1. Auch auf der Grundlage der vor dem Senat durchgeführten Beweisaufnahme ist daran festzuhalten, dass der Beklagte zu 1) trotz der Bezeichnung des Zeugen K. (früherer Beklagter zu 2.) in dem schriftlichen Kaufvertrag vom 24.4.2003 (Bl. 10 d.A.) als (wirtschaftlicher) Verkäufer des streitbefangenen Fahrzeuges anzusehen ist, der sich als Unternehmer gem. §§ 475 Abs. 1 S. 1, 474 Abs. 1 BGB auf eine vor Mitteilung des Mangels getroffene Vereinbarung, welche zum Nachteil des Verbrauchers von den §§ 433-435, 437, 439-443 sowie den §§ 474-479 BGB abweicht, nicht berufen kann. Jedenfalls stellt der Versuch, das Fahrzeug ausweislich des schriftlichen Vertrages im Namen einer dritten Privatperson, nämlich des Zeugen K., zu veräußern, eine Umgehung verbraucherschutzrechtlicher Vorschriften gem. § 475 Abs. 1 S. 2 BGB im Wege anderweitiger Gestaltung dar. Die Annahme eines Umgehungsgeschäfts führt in seiner rechtlichen Konsequenz gem. § 475 Abs. 1 S. 2 BGB gleichermaßen dazu, dass die in § 475 Abs. 1 S. 1 BGB genannten zwingenden Vorschriften gleichwohl Anwendung finden. Dies gilt sowohl unter der Annahme, dass der Beklagte zu 1) als Händler den Zeugen K. schlicht als Privatperson beim Verkauf vorgeschoben hat - das Kaufvertragsformular enthält keine Hinweise auf ein Agenturgeschäft -, als auch unter der Annahme eines sog. Agenturgeschäftes, im Rahmen dessen der Beklagte zu 1) als bloßer Vermittler des Zeugen K. aufgetreten wäre. Der Begriff der anderweitigen Gestaltung ist weit zu begreifen; er erfasst neben Rechtsgeschäften auch geschäftsähnliche Handlungen und tatsächliche Vorgänge (Palandt/Putzo, BGB, 64. Aufl., § 475 Rz. 7) und damit ohne weiteres auch die Verwendung des Instituts der Stellvertretung in der Weise, dass bei Abschluss des Kaufvertrages eine dem Händler bekannte oder verwandte Person als Verkäufer in Erscheinung tritt oder der Händler sich durch ein Agenturgeschäft seiner eigenen Verantwortung aus dem Kaufvertrag entziehen will (May, Umgehung der Sachmängelhaftung beim Gebrauchtwagenkauf, DAR 10/2004, 557 ff. [561]). Die Veräußerung in der Form eines Vertretergeschäfts ist dabei geeignet, die Wirkungen der in § 475 Abs. 1 S. 1 BGB genannten zwingenden Vorschriften auszuschalten.

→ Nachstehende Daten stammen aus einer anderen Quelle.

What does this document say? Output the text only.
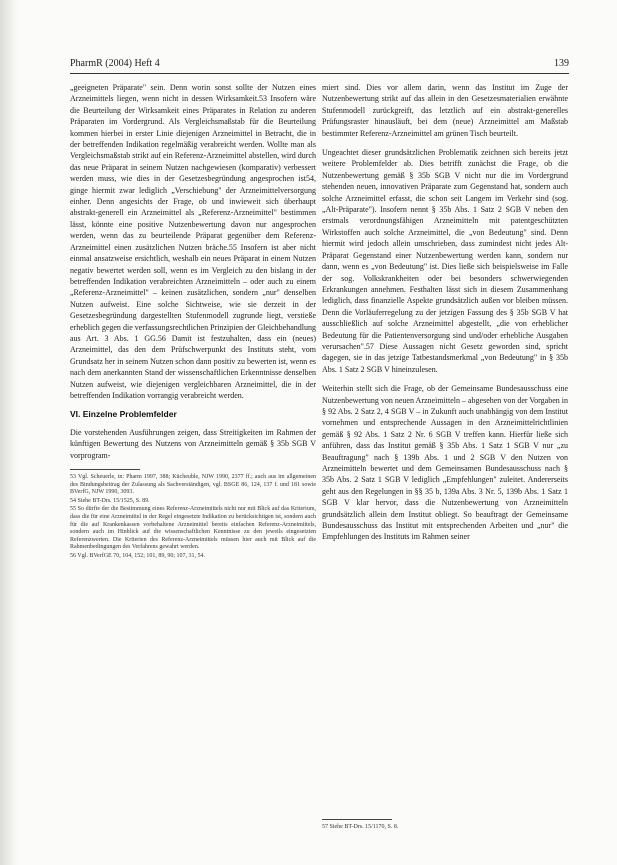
PharmR (2004) Heft 4	139

„geeigneten Präparate" sein. Denn worin sonst sollte der Nutzen eines Arzneimittels liegen, wenn nicht in dessen Wirksamkeit.53 Insofern wäre die Beurteilung der Wirksamkeit eines Präparates in Relation zu anderen Präparaten im Vordergrund. Als Vergleichsmaßstab für die Beurteilung kommen hierbei in erster Linie diejenigen Arzneimittel in Betracht, die in der betreffenden Indikation regelmäßig verabreicht werden. Wollte man als Vergleichsmaßstab strikt auf ein Referenz-Arzneimittel abstellen, wird durch das neue Präparat in seinem Nutzen nachgewiesen (komparativ) verbessert werden muss, wie dies in der Gesetzesbegründung angesprochen ist54, ginge hiermit zwar lediglich „Verschiebung" der Arzneimittelversorgung einher. Denn angesichts der Frage, ob und inwieweit sich überhaupt abstrakt-generell ein Arzneimittel als „Referenz-Arzneimittel" bestimmen lässt, könnte eine positive Nutzenbewertung davon nur angesprochen werden, wenn das zu beurteilende Präparat gegenüber dem Referenz-Arzneimittel einen zusätzlichen Nutzen bräche.55 Insofern ist aber nicht einmal ansatzweise ersichtlich, weshalb ein neues Präparat in einem Nutzen negativ bewertet werden soll, wenn es im Vergleich zu den bislang in der betreffenden Indikation verabreichten Arzneimitteln – oder auch zu einem „Referenz-Arzneimittel" – keinen zusätzlichen, sondern „nur" denselben Nutzen aufweist. Eine solche Sichtweise, wie sie derzeit in der Gesetzesbegründung dargestellten Stufenmodell zugrunde liegt, verstieße erheblich gegen die verfassungsrechtlichen Prinzipien der Gleichbehandlung aus Art. 3 Abs. 1 GG.56 Damit ist festzuhalten, dass ein (neues) Arzneimittel, das den dem Prüfschwerpunkt des Instituts steht, vom Grundsatz her in seinem Nutzen schon dann positiv zu bewerten ist, wenn es nach dem anerkannten Stand der wissenschaftlichen Erkenntnisse denselben Nutzen aufweist, wie diejenigen vergleichbaren Arzneimittel, die in der betreffenden Indikation vorrangig verabreicht werden.

VI. Einzelne Problemfelder

Die vorstehenden Ausführungen zeigen, dass Streitigkeiten im Rahmen der künftigen Bewertung des Nutzens von Arzneimitteln gemäß § 35b SGB V vorprogram-

53 Vgl. Scheuerle, in: Pharm 1997, 388; Kücheuble, NJW 1990, 2377 ff.; auch aus im allgemeinen des Bindungsbeitrag der Zulassung als Sachverständigen, vgl. BSGE 86, 124, 137 f. und 181 sowie BVerfG, NJW 1990, 3093.
54 Siehe BT-Drs. 15/1525, S. 89.
55 So dürfte der die Bestimmung eines Referenz-Arzneimittels nicht nur mit Blick auf das Kriterium, dass die für eine Arzneimittel in der Regel eingesetzte Indikation zu berücksichtigen ist, sondern auch für die auf Krankenkassen vorbehaltene Arzneimittel bereits einfachen Referenz-Arzneimittels, sondern auch im Hinblick auf die wissenschaftlichen Kenntnisse zu den jeweils eingesetzten Referenzwerten. Die Kriterien des Referenz-Arzneimittels müssen hier auch mit Blick auf die Rahmenbedingungen des Verfahrens gewahrt werden.
56 Vgl. BVerfGE 70, 104, 152; 101, 89, 90; 107, 31, 54.

miert sind. Dies vor allem darin, wenn das Institut im Zuge der Nutzenbewertung strikt auf das allein in den Gesetzesmaterialien erwähnte Stufenmodell zurückgreift, das letztlich auf ein abstrakt-generelles Prüfungsraster hinausläuft, bei dem (neue) Arzneimittel am Maßstab bestimmter Referenz-Arzneimittel am grünen Tisch beurteilt.

Ungeachtet dieser grundsätzlichen Problematik zeichnen sich bereits jetzt weitere Problemfelder ab. Dies betrifft zunächst die Frage, ob die Nutzenbewertung gemäß § 35b SGB V nicht nur die im Vordergrund stehenden neuen, innovativen Präparate zum Gegenstand hat, sondern auch solche Arzneimittel erfasst, die schon seit Langem im Verkehr sind (sog. „Alt-Präparate"). Insofern nennt § 35b Abs. 1 Satz 2 SGB V neben den erstmals verordnungsfähigen Arzneimitteln mit patentgeschützten Wirkstoffen auch solche Arzneimittel, die „von Bedeutung" sind. Denn hiermit wird jedoch allein umschrieben, dass zumindest nicht jedes Alt-Präparat Gegenstand einer Nutzenbewertung werden kann, sondern nur dann, wenn es „von Bedeutung" ist. Dies ließe sich beispielsweise im Falle der sog. Volkskrankheiten oder bei besonders schwerwiegenden Erkrankungen annehmen. Festhalten lässt sich in diesem Zusammenhang lediglich, dass finanzielle Aspekte grundsätzlich außen vor bleiben müssen. Denn die Vorläuferregelung zu der jetzigen Fassung des § 35b SGB V hat ausschließlich auf solche Arzneimittel abgestellt, „die von erheblicher Bedeutung für die Patientenversorgung sind und/oder erhebliche Ausgaben verursachen".57 Diese Aussagen nicht Gesetz geworden sind, spricht dagegen, sie in das jetzige Tatbestandsmerkmal „von Bedeutung" in § 35b Abs. 1 Satz 2 SGB V hineinzulesen.

Weiterhin stellt sich die Frage, ob der Gemeinsame Bundesausschuss eine Nutzenbewertung von neuen Arzneimitteln – abgesehen von der Vorgaben in § 92 Abs. 2 Satz 2, 4 SGB V – in Zukunft auch unabhängig von dem Institut vornehmen und entsprechende Aussagen in den Arzneimittelrichtlinien gemäß § 92 Abs. 1 Satz 2 Nr. 6 SGB V treffen kann. Hierfür ließe sich anführen, dass das Institut gemäß § 35b Abs. 1 Satz 1 SGB V nur „zu Beauftragung" nach § 139b Abs. 1 und 2 SGB V den Nutzen von Arzneimitteln bewertet und dem Gemeinsamen Bundesausschuss nach § 35b Abs. 2 Satz 1 SGB V lediglich „Empfehlungen" zuleitet. Andererseits geht aus den Regelungen in §§ 35 b, 139a Abs. 3 Nr. 5, 139b Abs. 1 Satz 1 SGB V klar hervor, dass die Nutzenbewertung von Arzneimitteln grundsätzlich allein dem Institut obliegt. So beauftragt der Gemeinsame Bundesausschuss das Institut mit entsprechenden Arbeiten und „nur" die Empfehlungen des Instituts im Rahmen seiner

57 Siehe BT-Drs. 15/1170, S. 8.
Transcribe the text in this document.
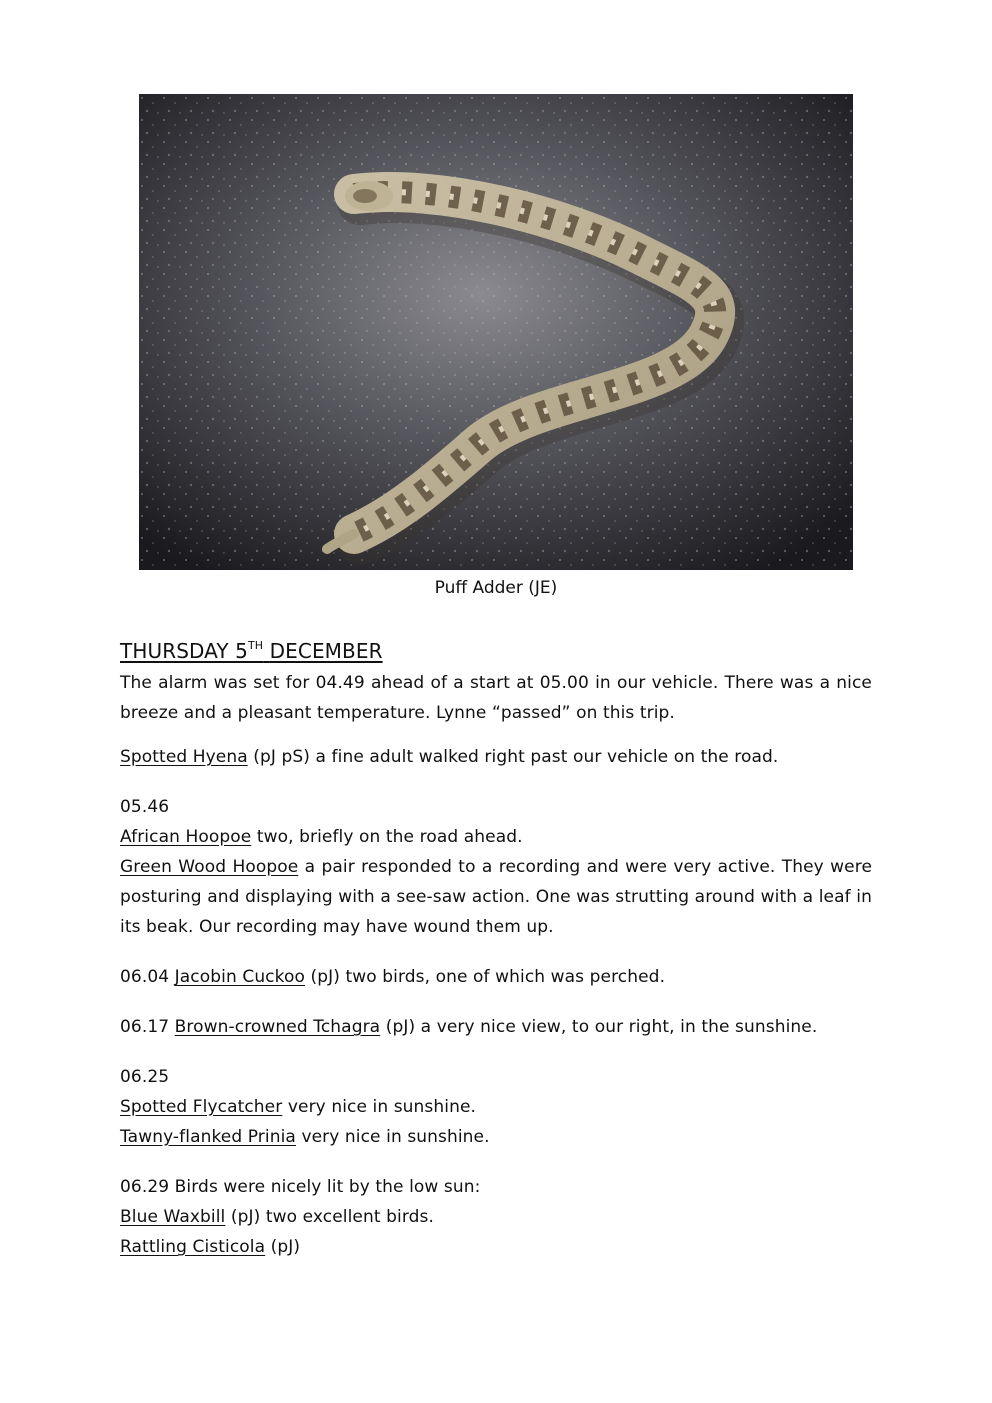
Puff Adder (JE)
THURSDAY 5TH DECEMBER

The alarm was set for 04.49 ahead of a start at 05.00 in our vehicle. There was a nice breeze and a pleasant temperature. Lynne “passed” on this trip.

Spotted Hyena (pJ pS) a fine adult walked right past our vehicle on the road.

05.46

African Hoopoe two, briefly on the road ahead.

Green Wood Hoopoe a pair responded to a recording and were very active. They were posturing and displaying with a see-saw action. One was strutting around with a leaf in its beak. Our recording may have wound them up.

06.04 Jacobin Cuckoo (pJ) two birds, one of which was perched.

06.17 Brown-crowned Tchagra (pJ) a very nice view, to our right, in the sunshine.

06.25

Spotted Flycatcher very nice in sunshine.

Tawny-flanked Prinia very nice in sunshine.

06.29 Birds were nicely lit by the low sun:

Blue Waxbill (pJ) two excellent birds.

Rattling Cisticola (pJ)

Der vorliegende Kaufvertrag fällt mithin trotz des formalen Umstands, dass er nicht zwischen dem Kläger und dem Beklagten zu 1) geschlossen wurde, nicht aus der Anwendung der Regelungen des Verbrauchsgüterkaufs heraus.
2. Unter Würdigung der für den Vertragsschluss maßgeblichen unstreitigen Umstände i.V.m. den Bekundungen des Zeugen K. hegt der Senat keinerlei Zweifel, dass der Umstand, dass der Zeuge K. in dem schriftlichen Kaufvertrag als Verkäufer des Gebrauchtwagens aufgeführt wurde, ausschließlich seinen Grund darin findet, eine Anwendbarkeit zwingender Vorschriften zu vermeiden. Davon ist jedenfalls auszugehen, wenn vernünftige oder wirtschaftlich verständliche Gründe für ein...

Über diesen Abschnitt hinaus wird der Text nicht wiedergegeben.